Mr Kinyanjui welcomed all the leaders from the region, even as political cracks widened following the bruising Kiambaa parliamentary by-election of July 15, which the United Democratic Alliance (UDA), which is associated with Deputy President William Ruto, won, much to the chagrin of President Kenyatta’s Jubilee Party.

 Mr Munya, who announced the meeting last month, has in the recent past dismissed the coronation of National Assembly Speaker Justin Muturi as the regional spokesman and cautioned against “forces out to split the region’s numbers”.

“We should never allow anyone to divide us. We have a right to take part in the leadership of Kenya. Kenya belongs to us all and no one has a right over the other. There should be nothing like Mt Kenya East or West,” Mr Munya said during a recent meeting in Kirinyaga County.

He added, “We cannot afford to be in the opposition as we were under the Kanu government. This is part of the President’s plan to secure the region.”

The race for State House in next year’s polls has spawned two political formations; one focused on the traditional Gikuyu, Embu and Meru Association (Gema) unity, while the other has been agitating for Embu, Meru and Tharaka Nithi to break away and form a Mt Kenya East bloc.

Presidential mantle

Governor Murungi, who has been gravitating towards the Mt Kenya East bloc, has in the recent past voiced plans to unveil a regional political party by the end of the year, arguing that Jubilee Party was dead.

In what is seen as part of a battle for political supremacy in Meru, Mr Murungi has cast his lot with a group that supports Mr Muturi’s coronation as the region’s spokesperson, a move Mr Munya fiercely opposes.

The former Meru governor has maintained President Kenyatta is the de facto Mt Kenya spokesperson, in a thinly veiled jab against Muturi’s coronation as the region’s spokesperson and presidential flagbearer.

The group led by Governor Murungi, however, maintains it has the blessings of the President to identify a regional spokesperson after the Sagana meeting of Saturday, January 30, this year.

Mr Murungi’s group argues that the eastern part of the Mountain has for many years supported their cousins from Central Kenya, adding that it was time the latter reciprocated by backing someone from Meru, Embu or Tharaka-Nithi counties.

Mr Murungi’s Mt Kenya East allies have on several occasions threatened to go it alone next year should one of their own not be picked to carry the region’s presidential mantle.

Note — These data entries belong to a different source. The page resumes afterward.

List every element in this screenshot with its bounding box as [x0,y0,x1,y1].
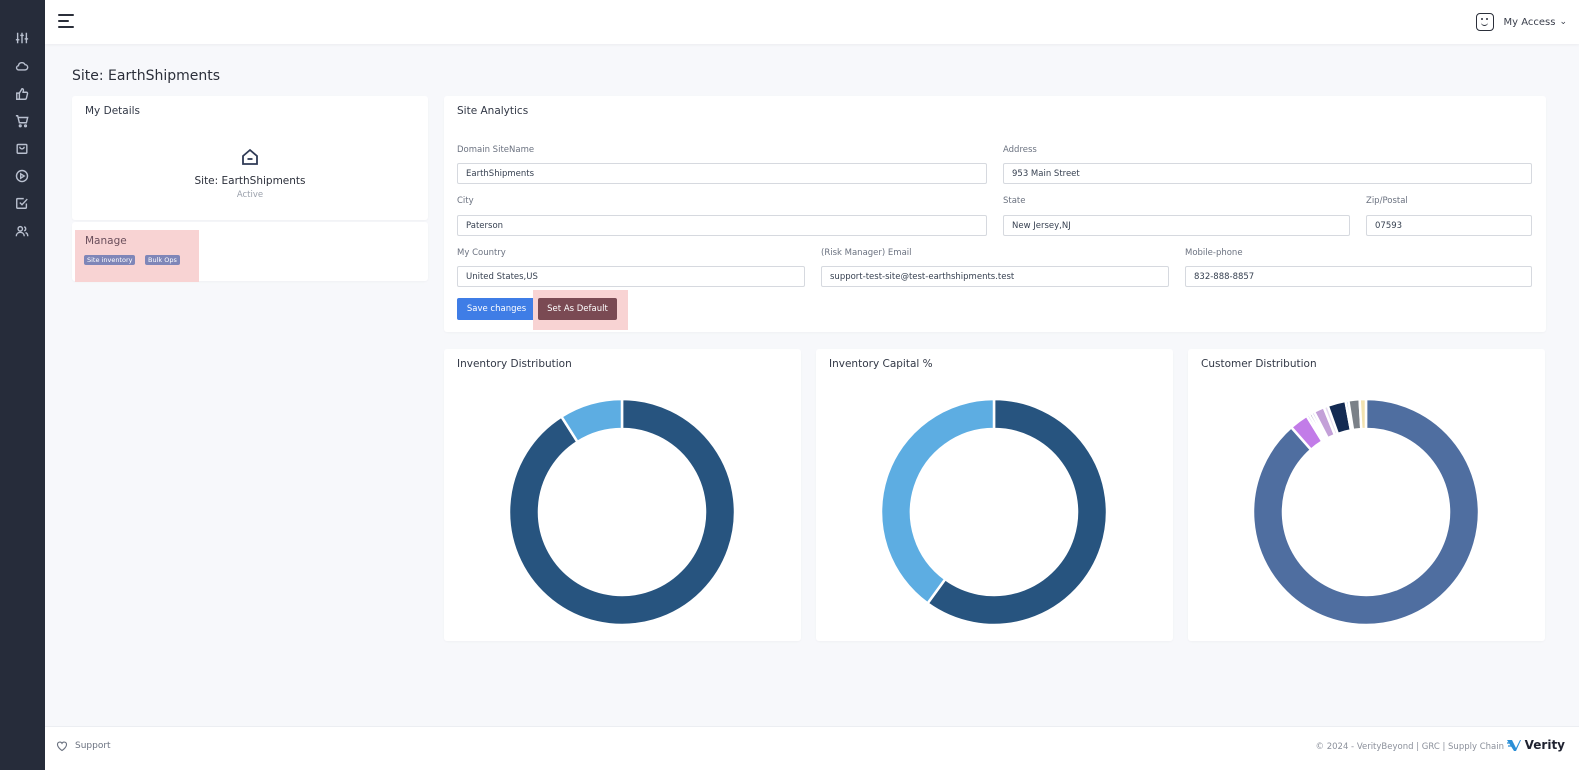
home-icon [240,147,260,167]
hamburger-icon[interactable] [58,13,76,29]
donut-slice-10[interactable] [1358,397,1368,431]
support-link[interactable]: Support [56,740,111,752]
inventory-distribution-card: Inventory Distribution [444,349,801,641]
donut-slice-0[interactable] [1251,397,1481,627]
inventory-capital-chart [879,397,1109,627]
country-input[interactable] [457,266,805,287]
manage-title: Manage [85,235,127,247]
verity-logo-icon [1506,740,1521,751]
site-analytics-title: Site Analytics [457,105,529,117]
cart-icon[interactable] [14,113,30,129]
site-inventory-badge[interactable]: Site inventory [84,255,136,265]
phone-label: Mobile-phone [1185,248,1243,258]
site-name: Site: EarthShipments [194,175,306,187]
my-details-card: My Details Site: EarthShipments Active [72,96,428,220]
phone-input[interactable] [1185,266,1532,287]
inventory-capital-card: Inventory Capital % [816,349,1173,641]
site-analytics-card: Site Analytics Domain SiteName Address C… [444,96,1546,332]
users-icon[interactable] [14,223,30,239]
brand-logo: Verity [1506,738,1565,752]
sliders-icon[interactable] [14,30,30,46]
zip-label: Zip/Postal [1366,196,1408,206]
my-details-title: My Details [85,105,141,117]
manage-card: Manage Site inventory Bulk Ops [72,222,428,282]
heart-icon [56,741,68,752]
city-label: City [457,196,474,206]
cloud-icon[interactable] [14,58,30,74]
inventory-distribution-chart [507,397,737,627]
play-circle-icon[interactable] [14,168,30,184]
thumbs-up-icon[interactable] [14,86,30,102]
customer-distribution-chart [1251,397,1481,627]
my-access-menu[interactable]: My Access ⌄ [1476,12,1567,32]
page-title: Site: EarthShipments [72,68,221,84]
domain-input[interactable] [457,163,987,184]
save-changes-button[interactable]: Save changes [457,298,536,320]
chevron-down-icon: ⌄ [1559,17,1567,27]
set-default-highlight: Set As Default [533,290,628,330]
donut-slice-0[interactable] [507,397,737,627]
smiley-avatar-icon [1476,13,1495,31]
set-as-default-button[interactable]: Set As Default [538,298,617,320]
email-input[interactable] [821,266,1169,287]
email-label: (Risk Manager) Email [821,248,912,258]
shopping-bag-icon[interactable] [14,140,30,156]
address-input[interactable] [1003,163,1532,184]
donut-slice-1[interactable] [879,397,996,606]
copyright-text: © 2024 - VerityBeyond | GRC | Supply Cha… [1315,742,1504,752]
city-input[interactable] [457,215,987,236]
manage-section: Manage Site inventory Bulk Ops [75,230,199,282]
bulk-ops-badge[interactable]: Bulk Ops [145,255,180,265]
country-label: My Country [457,248,506,258]
state-label: State [1003,196,1026,206]
top-bar: My Access ⌄ [45,0,1579,44]
brand-name: Verity [1524,738,1565,752]
sidebar [0,0,45,770]
checkbox-icon[interactable] [14,195,30,211]
my-access-label: My Access [1503,16,1556,28]
state-input[interactable] [1003,215,1350,236]
address-label: Address [1003,145,1037,155]
support-label: Support [75,741,111,751]
site-status: Active [236,190,264,200]
footer: Support © 2024 - VerityBeyond | GRC | Su… [45,726,1579,770]
customer-distribution-card: Customer Distribution [1188,349,1545,641]
domain-label: Domain SiteName [457,145,535,155]
zip-input[interactable] [1366,215,1532,236]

Mr Munya, for his part, claims the pro-Muturi group comprises supporters of Deputy President William Ruto, who “are working towards pushing the region into the opposition”.

The National Assembly Speaker has since declared he will be running for President next year and has been traversing the country to popularise his bid.

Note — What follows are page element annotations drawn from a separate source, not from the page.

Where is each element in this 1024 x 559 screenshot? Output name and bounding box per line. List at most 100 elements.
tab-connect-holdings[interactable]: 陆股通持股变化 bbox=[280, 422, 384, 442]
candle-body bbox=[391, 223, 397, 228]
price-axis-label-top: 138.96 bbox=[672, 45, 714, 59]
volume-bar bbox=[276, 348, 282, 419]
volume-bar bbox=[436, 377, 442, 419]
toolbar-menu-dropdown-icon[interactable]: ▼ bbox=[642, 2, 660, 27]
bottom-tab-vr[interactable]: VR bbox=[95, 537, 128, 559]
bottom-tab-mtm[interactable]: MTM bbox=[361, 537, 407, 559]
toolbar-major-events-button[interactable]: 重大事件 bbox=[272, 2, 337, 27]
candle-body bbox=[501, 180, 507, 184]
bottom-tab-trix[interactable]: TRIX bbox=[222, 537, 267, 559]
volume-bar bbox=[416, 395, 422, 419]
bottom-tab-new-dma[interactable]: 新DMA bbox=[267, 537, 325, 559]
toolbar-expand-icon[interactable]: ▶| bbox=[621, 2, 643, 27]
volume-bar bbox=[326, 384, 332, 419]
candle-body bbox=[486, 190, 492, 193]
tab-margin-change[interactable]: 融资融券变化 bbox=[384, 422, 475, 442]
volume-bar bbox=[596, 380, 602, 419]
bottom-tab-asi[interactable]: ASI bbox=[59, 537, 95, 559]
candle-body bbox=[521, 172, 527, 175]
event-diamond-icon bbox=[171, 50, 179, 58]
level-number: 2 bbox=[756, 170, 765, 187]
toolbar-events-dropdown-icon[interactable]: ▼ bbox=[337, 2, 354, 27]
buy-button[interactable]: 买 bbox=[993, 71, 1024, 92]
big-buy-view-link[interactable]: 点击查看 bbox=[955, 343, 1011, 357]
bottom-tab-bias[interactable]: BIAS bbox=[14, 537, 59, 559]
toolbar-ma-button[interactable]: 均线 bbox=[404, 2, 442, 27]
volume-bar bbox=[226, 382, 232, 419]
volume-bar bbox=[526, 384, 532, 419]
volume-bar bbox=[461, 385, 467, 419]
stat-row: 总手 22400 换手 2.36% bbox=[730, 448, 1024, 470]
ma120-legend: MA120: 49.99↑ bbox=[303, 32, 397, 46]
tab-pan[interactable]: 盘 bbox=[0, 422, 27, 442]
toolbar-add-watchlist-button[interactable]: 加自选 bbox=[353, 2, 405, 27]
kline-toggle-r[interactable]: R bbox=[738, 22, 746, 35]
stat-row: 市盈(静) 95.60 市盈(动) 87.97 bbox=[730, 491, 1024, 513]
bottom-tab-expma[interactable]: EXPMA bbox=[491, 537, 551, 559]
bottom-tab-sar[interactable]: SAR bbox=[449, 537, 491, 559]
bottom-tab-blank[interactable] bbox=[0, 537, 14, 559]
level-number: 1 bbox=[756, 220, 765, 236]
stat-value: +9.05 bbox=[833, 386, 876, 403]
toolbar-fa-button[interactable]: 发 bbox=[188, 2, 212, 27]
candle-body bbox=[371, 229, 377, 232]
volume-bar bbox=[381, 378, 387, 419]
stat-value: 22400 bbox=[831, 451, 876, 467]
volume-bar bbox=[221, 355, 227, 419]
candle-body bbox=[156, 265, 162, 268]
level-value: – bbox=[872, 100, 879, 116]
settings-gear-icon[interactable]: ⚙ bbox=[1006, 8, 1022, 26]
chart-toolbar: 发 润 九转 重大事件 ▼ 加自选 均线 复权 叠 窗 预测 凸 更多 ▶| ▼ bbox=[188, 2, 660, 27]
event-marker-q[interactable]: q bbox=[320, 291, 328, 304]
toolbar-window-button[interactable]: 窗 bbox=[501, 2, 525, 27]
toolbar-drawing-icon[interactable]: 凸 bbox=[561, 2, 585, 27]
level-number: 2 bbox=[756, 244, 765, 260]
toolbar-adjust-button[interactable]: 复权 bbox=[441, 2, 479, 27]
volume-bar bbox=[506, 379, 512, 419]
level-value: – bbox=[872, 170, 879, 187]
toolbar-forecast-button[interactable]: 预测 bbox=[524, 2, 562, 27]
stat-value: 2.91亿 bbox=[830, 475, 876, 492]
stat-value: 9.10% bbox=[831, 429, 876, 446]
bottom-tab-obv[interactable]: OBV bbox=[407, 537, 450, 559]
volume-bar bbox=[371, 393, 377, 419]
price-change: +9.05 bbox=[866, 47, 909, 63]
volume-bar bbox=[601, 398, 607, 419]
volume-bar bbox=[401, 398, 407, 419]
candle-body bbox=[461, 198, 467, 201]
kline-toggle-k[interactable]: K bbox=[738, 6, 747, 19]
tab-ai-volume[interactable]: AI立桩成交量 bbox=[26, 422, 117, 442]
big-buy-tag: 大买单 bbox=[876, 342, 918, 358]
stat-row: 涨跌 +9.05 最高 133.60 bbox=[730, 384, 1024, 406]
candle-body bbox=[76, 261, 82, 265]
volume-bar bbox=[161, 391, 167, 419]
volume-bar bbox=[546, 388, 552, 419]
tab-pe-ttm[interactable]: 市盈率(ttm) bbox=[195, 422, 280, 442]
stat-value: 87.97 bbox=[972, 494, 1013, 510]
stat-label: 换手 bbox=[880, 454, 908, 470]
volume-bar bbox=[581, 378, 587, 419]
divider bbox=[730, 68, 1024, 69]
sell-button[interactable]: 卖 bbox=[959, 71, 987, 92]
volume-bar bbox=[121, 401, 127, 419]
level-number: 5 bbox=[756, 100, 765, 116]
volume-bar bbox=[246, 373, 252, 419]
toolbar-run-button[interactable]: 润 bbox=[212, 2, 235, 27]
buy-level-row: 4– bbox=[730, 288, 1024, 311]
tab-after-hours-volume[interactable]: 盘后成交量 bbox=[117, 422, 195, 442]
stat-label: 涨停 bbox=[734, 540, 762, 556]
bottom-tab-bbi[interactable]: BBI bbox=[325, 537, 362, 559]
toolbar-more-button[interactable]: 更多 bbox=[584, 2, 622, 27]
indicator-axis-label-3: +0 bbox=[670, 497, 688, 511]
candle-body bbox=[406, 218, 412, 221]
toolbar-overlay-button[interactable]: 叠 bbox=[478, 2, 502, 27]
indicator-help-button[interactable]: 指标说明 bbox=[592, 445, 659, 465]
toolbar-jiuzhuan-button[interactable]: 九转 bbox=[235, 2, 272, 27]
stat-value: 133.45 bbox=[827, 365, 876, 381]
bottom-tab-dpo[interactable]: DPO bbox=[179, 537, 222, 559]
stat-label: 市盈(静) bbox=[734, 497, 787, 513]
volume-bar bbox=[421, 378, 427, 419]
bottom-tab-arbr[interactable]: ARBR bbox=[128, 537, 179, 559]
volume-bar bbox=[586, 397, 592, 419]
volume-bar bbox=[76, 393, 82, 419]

Mr Munya said he and Central Kenya governors have devised a plan to ensure the region remains in government even after President Kenyatta retires.

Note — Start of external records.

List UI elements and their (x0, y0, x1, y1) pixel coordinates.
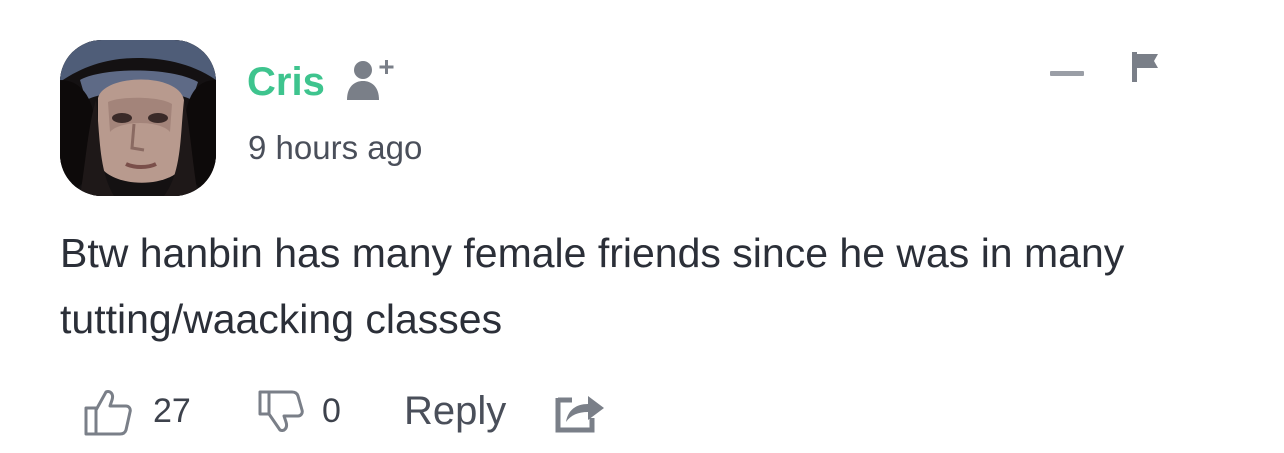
dislike-count: 0 (322, 392, 341, 430)
add-user-icon[interactable] (343, 56, 399, 104)
like-count: 27 (153, 392, 191, 430)
avatar[interactable] (60, 40, 216, 196)
share-icon[interactable] (554, 390, 606, 434)
comment-actions: 27 0 Reply (0, 380, 1284, 444)
thumbs-down-icon[interactable] (256, 388, 304, 436)
reply-button[interactable]: Reply (404, 386, 506, 436)
comment-card: Cris 9 hours ago Btw hanbin has many fem… (0, 0, 1284, 453)
comment-timestamp: 9 hours ago (248, 129, 423, 166)
flag-icon[interactable] (1128, 50, 1164, 86)
comment-text: Btw hanbin has many female friends since… (60, 230, 1125, 342)
minus-icon[interactable] (1044, 62, 1092, 86)
thumbs-up-icon[interactable] (82, 386, 134, 438)
avatar-image (60, 40, 216, 196)
author-name[interactable]: Cris (247, 58, 325, 106)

What is, however, likely to widen the cracks further is a plan to have a parallel Njuri Ncheke elders’ group denounce the coronation of Mr Muturi as the Mt Kenya region’s spokesman.

“What happened at the Njuri Ncheke shrine is a sham. Mr Muturi was duped by a few elders who do not represent the voice of the council. Soon, you will see a meeting of all real Njuri Ncheke elders who will undo the mistake,” Mr Munya said at a past meeting in Meru.

This comes barely months after another parallel ceremony was carried out at Mukurwe wa Nyagathanga in Murang’a, where a group of Central Kenya elders gathered to “cleanse” the Agikuyu shrine and renounce Mr Muturi’s coronation as the new Mt Kenya kingpin.

Mr Munya argued that the clamour for a political party to champion the interests of Mt Kenya East is part of a ploy to divide the populous Mt Kenya vote to suit the whims of some politicians.